La Jetée

Voto 18/20

Limitare, non equivale a ridurre.
Il limite, come ottimizzazione quantitativa delle risorse, può significare un processo di amplificazione, laddove togliere spazio ad una funzione espressiva si traduce nel potenziamento di un’altra funzione.
L’energia non viene dispersa, si raduna attorno a pochi elementi essenziali.

Eccolo, dunque, il “Limite” di quest’opera:
un manipolo di immagini in bianco e nero e una voce fuoricampo.
Null’altro.
Non solo è il minimo indispensabile, ma è solo e soltanto ciò di cui si ha realmente bisogno.

L’opera nasce dall’accostamento progressivo di fotografie.
Almeno in teoria, questa affermazione non dovrebbe suscitare alcuno stupore, essendo ogni film, infatti, in ultima analisi, l’accostamento progressivo di fotografie.
In realtà, però, mentre l’evento filmico in senso stretto si avvale della tecnica fotografica per generare, a partire dall’immobilità sostanziale, una motilità illusoria, quest’opera in particolare de-lude l’aspettativa filmica, infrange l’illusione, riconosce alla fissità dell’immagine un valore di sussistenza autonoma, ed esalta l’intenzione mnemonica di possessione che la singola immagine incarna.

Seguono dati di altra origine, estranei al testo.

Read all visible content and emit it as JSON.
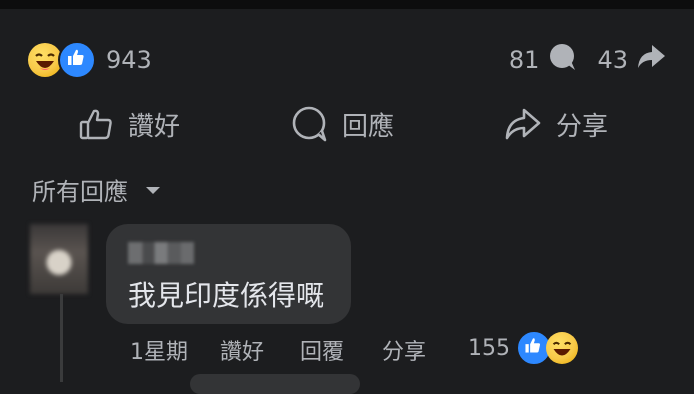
{
  "reactions": {
    "count": "943"
  },
  "stats": {
    "comments": "81",
    "shares": "43"
  },
  "actions": {
    "like": "讚好",
    "comment": "回應",
    "share": "分享"
  },
  "filter": {
    "label": "所有回應"
  },
  "comment": {
    "text": "我見印度係得嘅",
    "time": "1星期",
    "like": "讚好",
    "reply": "回覆",
    "share": "分享",
    "reaction_count": "155"
  }
}
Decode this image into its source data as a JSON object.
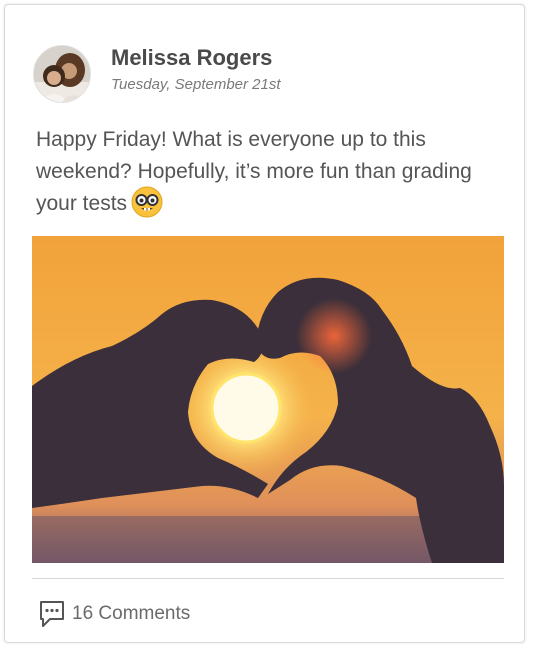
{
  "post": {
    "author": "Melissa Rogers",
    "date": "Tuesday, September 21st",
    "text": "Happy Friday!  What is everyone up to this weekend?  Hopefully, it’s more fun than grading your tests",
    "emoji": "nerd-face-emoji",
    "image": "hands forming a heart shape around a setting sun",
    "comments_label": "16 Comments"
  },
  "colors": {
    "text": "#555555",
    "sky_top": "#f2a23a",
    "sun": "#fffbe0",
    "silhouette": "#3a2f3a"
  }
}
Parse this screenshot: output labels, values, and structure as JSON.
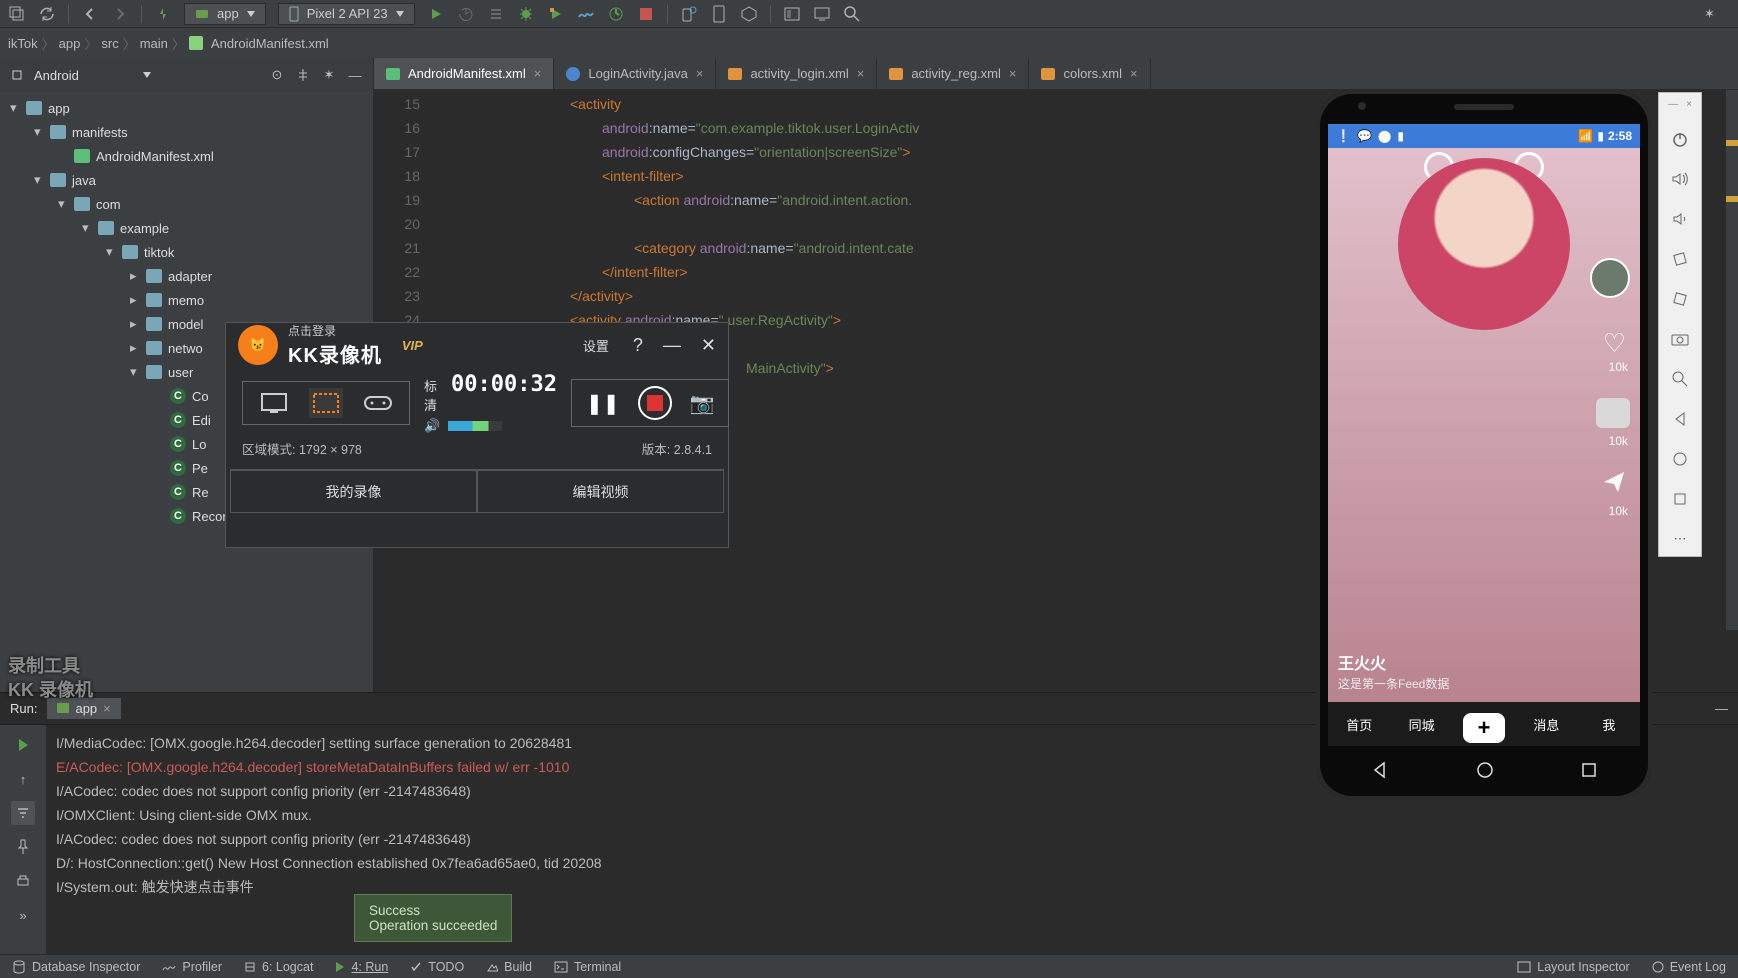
{
  "toolbar": {
    "app_label": "app",
    "device_label": "Pixel 2 API 23"
  },
  "breadcrumbs": [
    "ikTok",
    "app",
    "src",
    "main",
    "AndroidManifest.xml"
  ],
  "project": {
    "view": "Android",
    "tree": [
      {
        "l": 0,
        "label": "app",
        "fld": true,
        "open": true
      },
      {
        "l": 1,
        "label": "manifests",
        "fld": true,
        "open": true
      },
      {
        "l": 2,
        "label": "AndroidManifest.xml",
        "file": "mf"
      },
      {
        "l": 1,
        "label": "java",
        "fld": true,
        "open": true
      },
      {
        "l": 2,
        "label": "com",
        "pkg": true,
        "open": true
      },
      {
        "l": 3,
        "label": "example",
        "pkg": true,
        "open": true
      },
      {
        "l": 4,
        "label": "tiktok",
        "pkg": true,
        "open": true
      },
      {
        "l": 5,
        "label": "adapter",
        "pkg": true,
        "closed": true
      },
      {
        "l": 5,
        "label": "memo",
        "pkg": true,
        "closed": true,
        "cut": true
      },
      {
        "l": 5,
        "label": "model",
        "pkg": true,
        "closed": true,
        "cut": true
      },
      {
        "l": 5,
        "label": "netwo",
        "pkg": true,
        "closed": true,
        "cut": true
      },
      {
        "l": 5,
        "label": "user",
        "pkg": true,
        "open": true
      },
      {
        "l": 6,
        "label": "Co",
        "cls": true,
        "cut": true
      },
      {
        "l": 6,
        "label": "Edi",
        "cls": true,
        "cut": true
      },
      {
        "l": 6,
        "label": "Lo",
        "cls": true,
        "cut": true
      },
      {
        "l": 6,
        "label": "Pe",
        "cls": true,
        "cut": true
      },
      {
        "l": 6,
        "label": "Re",
        "cls": true,
        "cut": true
      },
      {
        "l": 6,
        "label": "RecordDao",
        "cls": true,
        "cut": true
      }
    ]
  },
  "tabs": [
    {
      "label": "AndroidManifest.xml",
      "type": "mf",
      "active": true
    },
    {
      "label": "LoginActivity.java",
      "type": "jv"
    },
    {
      "label": "activity_login.xml",
      "type": "xm"
    },
    {
      "label": "activity_reg.xml",
      "type": "xm"
    },
    {
      "label": "colors.xml",
      "type": "xm"
    }
  ],
  "gutter_start": 15,
  "code_lines": [
    {
      "parts": [
        {
          "t": "<activity",
          "c": "tag"
        }
      ]
    },
    {
      "indent": 4,
      "parts": [
        {
          "t": "android",
          "c": "attr"
        },
        {
          "t": ":name=",
          "c": "brk"
        },
        {
          "t": "\"com.example.tiktok.user.LoginActiv",
          "c": "str"
        }
      ]
    },
    {
      "indent": 4,
      "parts": [
        {
          "t": "android",
          "c": "attr"
        },
        {
          "t": ":configChanges=",
          "c": "brk"
        },
        {
          "t": "\"orientation|screenSize\"",
          "c": "str"
        },
        {
          "t": ">",
          "c": "tag"
        }
      ]
    },
    {
      "indent": 4,
      "parts": [
        {
          "t": "<intent-filter>",
          "c": "tag"
        }
      ]
    },
    {
      "indent": 8,
      "parts": [
        {
          "t": "<action ",
          "c": "tag"
        },
        {
          "t": "android",
          "c": "attr"
        },
        {
          "t": ":name=",
          "c": "brk"
        },
        {
          "t": "\"android.intent.action.",
          "c": "str"
        }
      ]
    },
    {
      "parts": []
    },
    {
      "indent": 8,
      "parts": [
        {
          "t": "<category ",
          "c": "tag"
        },
        {
          "t": "android",
          "c": "attr"
        },
        {
          "t": ":name=",
          "c": "brk"
        },
        {
          "t": "\"android.intent.cate",
          "c": "str"
        }
      ]
    },
    {
      "indent": 4,
      "parts": [
        {
          "t": "</intent-filter>",
          "c": "tag"
        }
      ]
    },
    {
      "parts": [
        {
          "t": "</activity>",
          "c": "tag"
        }
      ]
    },
    {
      "parts": [
        {
          "t": "<activity ",
          "c": "tag"
        },
        {
          "t": "android",
          "c": "attr"
        },
        {
          "t": ":name=",
          "c": "brk"
        },
        {
          "t": "\"",
          "c": "str"
        },
        {
          "t": ".user.RegActivity",
          "c": "str"
        },
        {
          "t": "\"",
          "c": "str"
        },
        {
          "t": ">",
          "c": "tag"
        }
      ]
    },
    {
      "parts": []
    },
    {
      "indent": 22,
      "parts": [
        {
          "t": "MainActivity",
          "c": "str"
        },
        {
          "t": "\"",
          "c": "str"
        },
        {
          "t": ">",
          "c": "tag"
        }
      ]
    }
  ],
  "recorder": {
    "login": "点击登录",
    "vip": "VIP",
    "settings": "设置",
    "brand": "KK录像机",
    "quality": "标清",
    "time": "00:00:32",
    "mode_label": "区域模式:",
    "mode_value": "1792 × 978",
    "version_label": "版本:",
    "version_value": "2.8.4.1",
    "my_rec": "我的录像",
    "edit_vid": "编辑视频"
  },
  "run": {
    "title": "Run:",
    "tab": "app",
    "logs": [
      {
        "c": "",
        "t": "I/MediaCodec: [OMX.google.h264.decoder] setting surface generation to 20628481"
      },
      {
        "c": "err",
        "t": "E/ACodec: [OMX.google.h264.decoder] storeMetaDataInBuffers failed w/ err -1010"
      },
      {
        "c": "",
        "t": "I/ACodec: codec does not support config priority (err -2147483648)"
      },
      {
        "c": "",
        "t": "I/OMXClient: Using client-side OMX mux."
      },
      {
        "c": "",
        "t": "I/ACodec: codec does not support config priority (err -2147483648)"
      },
      {
        "c": "",
        "t": "D/: HostConnection::get() New Host Connection established 0x7fea6ad65ae0, tid 20208"
      },
      {
        "c": "",
        "t": "I/System.out: 触发快速点击事件"
      }
    ]
  },
  "toast": {
    "l1": "Success",
    "l2": "Operation succeeded"
  },
  "watermark": {
    "l1": "录制工具",
    "l2": "KK 录像机"
  },
  "bottom": {
    "db": "Database Inspector",
    "prof": "Profiler",
    "logcat": "6: Logcat",
    "run": "4: Run",
    "todo": "TODO",
    "build": "Build",
    "term": "Terminal",
    "layout": "Layout Inspector",
    "event": "Event Log"
  },
  "emulator": {
    "status_time": "2:58",
    "feed": {
      "user": "王火火",
      "desc": "这是第一条Feed数据",
      "count": "10k"
    },
    "nav": [
      "首页",
      "同城",
      "",
      "消息",
      "我"
    ]
  }
}
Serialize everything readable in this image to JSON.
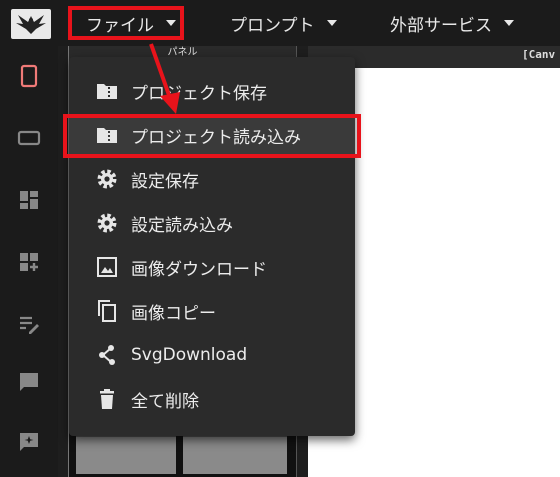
{
  "menubar": {
    "file_label": "ファイル",
    "prompt_label": "プロンプト",
    "external_label": "外部サービス"
  },
  "panel": {
    "title": "パネル"
  },
  "canvas": {
    "label": "[Canv"
  },
  "file_menu": {
    "items": [
      {
        "label": "プロジェクト保存",
        "icon": "folder-zip-icon"
      },
      {
        "label": "プロジェクト読み込み",
        "icon": "folder-zip-icon"
      },
      {
        "label": "設定保存",
        "icon": "gear-icon"
      },
      {
        "label": "設定読み込み",
        "icon": "gear-icon"
      },
      {
        "label": "画像ダウンロード",
        "icon": "image-icon"
      },
      {
        "label": "画像コピー",
        "icon": "copy-icon"
      },
      {
        "label": "SvgDownload",
        "icon": "share-nodes-icon"
      },
      {
        "label": "全て削除",
        "icon": "trash-icon"
      }
    ]
  },
  "colors": {
    "highlight": "#e8131b",
    "accent_icon": "#f07a78",
    "menu_bg": "#2b2b2b",
    "topbar_bg": "#1b1b1b"
  }
}
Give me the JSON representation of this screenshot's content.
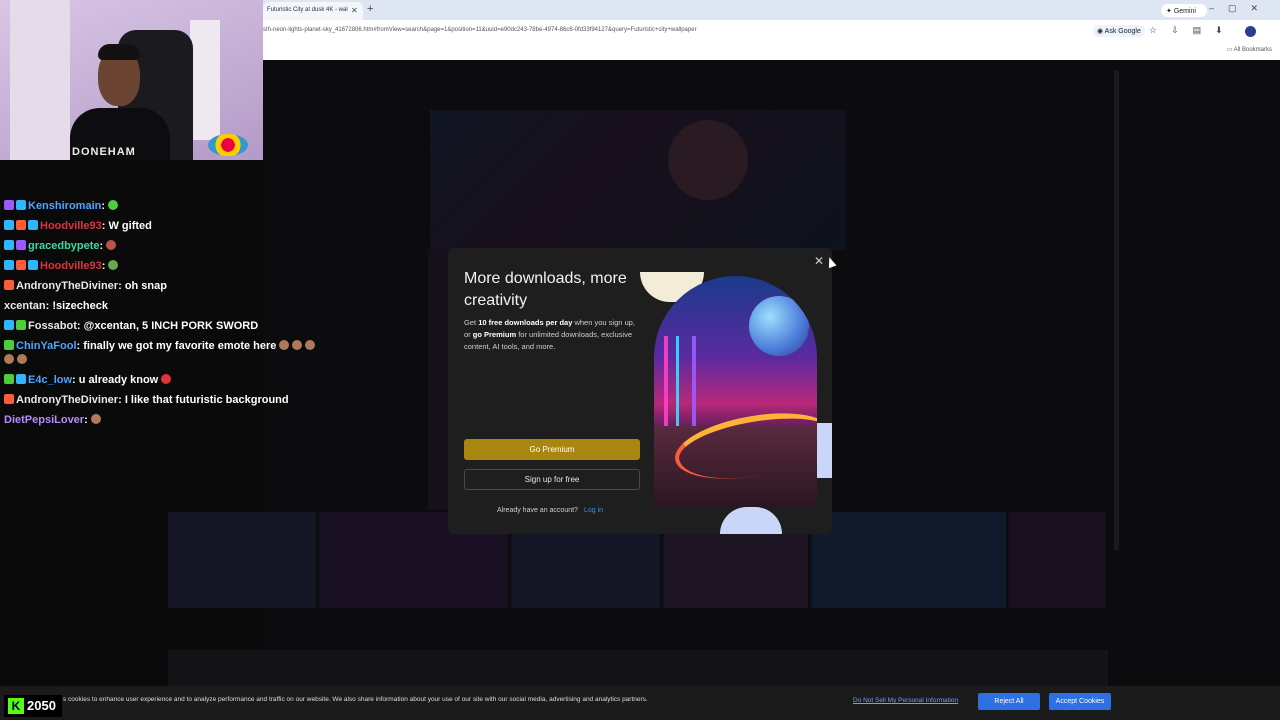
{
  "browser": {
    "tab_title": "Futuristic City at dusk 4K - wal",
    "url": "sth-neon-lights-planet-sky_41672806.htm#fromView=search&page=1&position=11&uuid=e90dc243-78be-4974-86c6-0fd33f94127&query=Futuristic+city+wallpaper",
    "gemini_label": "Gemini",
    "ask_google_label": "Ask Google",
    "bookmarks_label": "All Bookmarks"
  },
  "webcam": {
    "shirt_text": "DONEHAM"
  },
  "chat": {
    "messages": [
      {
        "user": "Kenshiromain",
        "color": "#4fa3ff",
        "text": ""
      },
      {
        "user": "Hoodville93",
        "color": "#e0323c",
        "text": "W gifted"
      },
      {
        "user": "gracedbypete",
        "color": "#3fd9a0",
        "text": ""
      },
      {
        "user": "Hoodville93",
        "color": "#e0323c",
        "text": ""
      },
      {
        "user": "AndronyTheDiviner",
        "color": "#e9e9e9",
        "text": "oh snap"
      },
      {
        "user": "xcentan",
        "color": "#e9e9e9",
        "text": "!sizecheck"
      },
      {
        "user": "Fossabot",
        "color": "#e9e9e9",
        "text": "@xcentan, 5 INCH PORK SWORD"
      },
      {
        "user": "ChinYaFool",
        "color": "#4fa3ff",
        "text": "finally we got my favorite emote here"
      },
      {
        "user": "E4c_low",
        "color": "#4fa3ff",
        "text": "u already know"
      },
      {
        "user": "AndronyTheDiviner",
        "color": "#e9e9e9",
        "text": "I like that futuristic background"
      },
      {
        "user": "DietPepsiLover",
        "color": "#b68cff",
        "text": ""
      }
    ]
  },
  "modal": {
    "title": "More downloads, more creativity",
    "desc_prefix": "Get ",
    "desc_bold1": "10 free downloads per day",
    "desc_mid": " when you sign up, or ",
    "desc_bold2": "go Premium",
    "desc_suffix": " for unlimited downloads, exclusive content, AI tools, and more.",
    "premium_label": "Go Premium",
    "signup_label": "Sign up for free",
    "account_prompt": "Already have an account?",
    "login_label": "Log in",
    "close_glyph": "✕"
  },
  "cookie_bar": {
    "text": "s cookies to enhance user experience and to analyze performance and traffic on our website. We also share information about your use of our site with our social media, advertising and analytics partners.",
    "do_not_sell": "Do Not Sell My Personal Information",
    "reject": "Reject All",
    "accept": "Accept Cookies"
  },
  "kick": {
    "logo": "K",
    "count": "2050"
  },
  "colors": {
    "premium": "#a9860f",
    "link": "#3d8df0",
    "cookie_button": "#2f6fe4",
    "kick_green": "#53fc18"
  }
}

D’altronde, la prima frase in assoluto (la prima affermazione dell’opera, nell’opera, sull’opera stessa) è significativa non soltanto per lo sviluppo circolare della trama, ma anche per la capacità di descrivere questa peculiarità formale.
“Questa è la storia di un uomo segnato da un’immagine d’infanzia”.
Un’immagine che determina, nello stesso istante, il luogo di origine e il punto di approdo di un percorso inafferrabilmente più ampio.
[Ecco spiegata, fra l’altro, l’eccezionale precisione con la quale il titolo (“La Jetée”, il molo) riveste metaforicamente, sottolineandolo, l’elemento focale di tutta l’opera (luogo d’origine e punto di approdo).]

Dovrebbe trattarsi di un lavoro di fantascienza, realizzato con mezzi particolarmente economici per questo genere, senza alcun tentativo di spettacolarizzazione. Eppure questa constatazione tecnica, si lascia afferrare ed apprezzare, poco a poco, come cifra stilistica, sgretolando la granitica “certezza di genere”. Il pretesto narrativo è senza dubbio fantascientifico, ma estendere questa definizione all’opera nella sua spiazzante interezza, vuol dire costringere a forza l’Oceano in un bicchiere.

Le immagini, nel loro lento-e-intenso migrare, lasciano orme troppo profonde per poterle considerare quale componente accessoria.
L’Immagine (attraverso le immagini) è la prima fondante “definizione di genere”.
L’effetto risultante, generato dal materiale visivo (fluido, pur incastonato nello schermo), è una sorta di eco visiva.
L’occhio è sfiorato, poi afferrato, poi premuto. Uno scoglio inerme, levigato con cura da flussi e riflussi continui, che ne tracciano delicatamente la superficie.